The number of attorneys and amount of Britney Spears' legal bills aren't particularly unusual for a celebrity of her stature, however, according to attorney Arnold Gold, who is a retired probate judge. "It's quite appropriate, particularly in the entertainment field, to incur and have to pay very, very, very sizable attorneys' fees," he tells the newspaper.
Meanwhile, attorney Jon Eardley, who contends that he is representing Spears in an effort to regain control of her estate, says her situation is comparable to that of Soviet dissidents sent to forced labor camps in the Gulag during the Cold War, according to a post earlier this month on the newspaper's L.A. Now blog.
A judge, however, has determined that Spears isn't competent to retain her own counsel and has appointed a different lawyer to represent her.
Additional coverage:
Rock & Roll Daily (Rolling Stone): "Britney Spears’ Legal Fees: $2.7 Million and Counting Since Father Seized Control"
Associated Press (February 2008): "Court gives Spears' father temporary conservatorship"

Comments
Debra Veoli
Mar 26, 2009 5:47 AM CST
I could help Brittany for alot less. She is being fleeced and I could be a good influence.
Is there anyway we can apply to be the conservator? She is getting Speared.
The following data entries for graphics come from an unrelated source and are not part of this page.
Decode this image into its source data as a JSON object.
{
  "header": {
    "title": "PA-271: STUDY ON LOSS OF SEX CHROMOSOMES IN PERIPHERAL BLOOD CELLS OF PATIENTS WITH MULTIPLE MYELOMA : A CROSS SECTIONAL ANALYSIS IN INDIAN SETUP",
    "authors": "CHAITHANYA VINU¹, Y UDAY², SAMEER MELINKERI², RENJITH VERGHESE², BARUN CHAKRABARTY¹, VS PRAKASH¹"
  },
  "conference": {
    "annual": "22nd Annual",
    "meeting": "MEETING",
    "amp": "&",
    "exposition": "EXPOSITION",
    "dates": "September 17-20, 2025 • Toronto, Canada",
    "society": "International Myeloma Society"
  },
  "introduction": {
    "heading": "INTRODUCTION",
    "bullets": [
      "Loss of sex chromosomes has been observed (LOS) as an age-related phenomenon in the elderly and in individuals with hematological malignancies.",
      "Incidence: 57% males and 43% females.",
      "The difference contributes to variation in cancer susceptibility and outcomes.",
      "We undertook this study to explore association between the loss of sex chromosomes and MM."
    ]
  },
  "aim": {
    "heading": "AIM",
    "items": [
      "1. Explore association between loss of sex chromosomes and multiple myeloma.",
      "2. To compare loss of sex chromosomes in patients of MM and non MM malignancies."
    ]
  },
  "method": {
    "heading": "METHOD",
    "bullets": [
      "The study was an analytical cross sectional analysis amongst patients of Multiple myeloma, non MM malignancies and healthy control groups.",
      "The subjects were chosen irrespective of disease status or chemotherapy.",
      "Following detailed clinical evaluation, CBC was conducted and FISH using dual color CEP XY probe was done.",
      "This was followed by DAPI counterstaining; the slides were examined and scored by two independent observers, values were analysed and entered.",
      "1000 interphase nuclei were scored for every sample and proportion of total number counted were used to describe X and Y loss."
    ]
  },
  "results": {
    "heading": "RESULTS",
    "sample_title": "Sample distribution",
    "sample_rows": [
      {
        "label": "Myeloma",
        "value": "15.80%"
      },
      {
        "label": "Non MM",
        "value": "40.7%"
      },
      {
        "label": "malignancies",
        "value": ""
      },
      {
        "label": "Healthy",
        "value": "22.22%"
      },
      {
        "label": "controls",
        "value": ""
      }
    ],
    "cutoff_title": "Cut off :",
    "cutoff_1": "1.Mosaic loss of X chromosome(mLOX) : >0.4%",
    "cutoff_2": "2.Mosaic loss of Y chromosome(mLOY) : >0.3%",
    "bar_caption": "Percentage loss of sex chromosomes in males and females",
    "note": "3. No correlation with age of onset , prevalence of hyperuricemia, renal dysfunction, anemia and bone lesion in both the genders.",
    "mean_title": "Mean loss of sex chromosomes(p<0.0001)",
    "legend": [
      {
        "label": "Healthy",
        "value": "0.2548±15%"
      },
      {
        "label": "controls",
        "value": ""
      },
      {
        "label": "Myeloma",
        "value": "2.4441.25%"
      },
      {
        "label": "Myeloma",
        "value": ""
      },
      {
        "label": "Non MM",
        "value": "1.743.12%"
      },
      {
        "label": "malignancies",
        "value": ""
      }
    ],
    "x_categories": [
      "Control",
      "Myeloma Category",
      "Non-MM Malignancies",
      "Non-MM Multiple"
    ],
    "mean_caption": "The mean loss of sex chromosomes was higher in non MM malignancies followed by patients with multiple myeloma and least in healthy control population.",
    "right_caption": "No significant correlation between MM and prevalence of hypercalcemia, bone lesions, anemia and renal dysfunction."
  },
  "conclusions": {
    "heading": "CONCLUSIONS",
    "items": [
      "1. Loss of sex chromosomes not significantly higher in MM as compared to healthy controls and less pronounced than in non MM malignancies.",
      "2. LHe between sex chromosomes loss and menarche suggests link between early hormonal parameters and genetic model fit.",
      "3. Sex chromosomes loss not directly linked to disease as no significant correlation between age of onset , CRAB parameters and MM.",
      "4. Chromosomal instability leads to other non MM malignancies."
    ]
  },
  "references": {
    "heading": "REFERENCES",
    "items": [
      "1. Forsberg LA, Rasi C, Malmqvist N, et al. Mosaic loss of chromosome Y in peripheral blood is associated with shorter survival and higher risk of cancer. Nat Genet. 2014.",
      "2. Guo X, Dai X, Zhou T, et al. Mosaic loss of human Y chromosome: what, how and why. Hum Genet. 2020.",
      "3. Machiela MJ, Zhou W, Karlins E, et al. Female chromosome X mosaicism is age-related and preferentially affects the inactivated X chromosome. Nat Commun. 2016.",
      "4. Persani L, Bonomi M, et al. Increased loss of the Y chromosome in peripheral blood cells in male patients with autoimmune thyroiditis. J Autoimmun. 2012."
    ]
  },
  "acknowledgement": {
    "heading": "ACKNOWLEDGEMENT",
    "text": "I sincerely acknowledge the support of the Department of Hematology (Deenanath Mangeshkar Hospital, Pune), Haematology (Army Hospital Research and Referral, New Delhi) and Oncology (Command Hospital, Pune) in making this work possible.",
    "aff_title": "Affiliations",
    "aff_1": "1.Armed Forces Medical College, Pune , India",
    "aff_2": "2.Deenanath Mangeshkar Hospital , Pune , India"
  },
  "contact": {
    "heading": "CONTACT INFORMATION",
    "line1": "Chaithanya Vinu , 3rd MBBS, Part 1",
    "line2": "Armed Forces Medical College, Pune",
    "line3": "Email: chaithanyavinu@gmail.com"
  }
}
We can run things much more effecienty. Al wants to go to Hollywood, if we have to.
B. McLeod
Mar 26, 2009 6:58 PM CST
I think the whole thing with appointing a conservator was that the court figured out she needs a keeper much more than she needs a lawyer.
K.
Mar 26, 2009 8:09 PM CST
Anybody else aghast/outraged by this whole conservatorship business for Britney? She’s apparently sane enough to record new songs, go on tour, and have a successful music career comeback—yet she’s still whacked out/dangerous/unstable enough that she can’t make her own decisions? Bull-sheep (I bleeped myself for the benefit of the censors). I applaud the guy who is trying to intervene and question the conservatorship. He’s a hero; he is doing what all of us should be doing (in our own field, in our own way), fighting for justice, working to help the oppressed, trying to intervene where he smells something wrotten. Way to go, Jon Eardley.
B. McLeod
Mar 26, 2009 10:19 PM CST
Thing is, K, if a singer has good management, there’s no need to be remotely sane to do any of those things.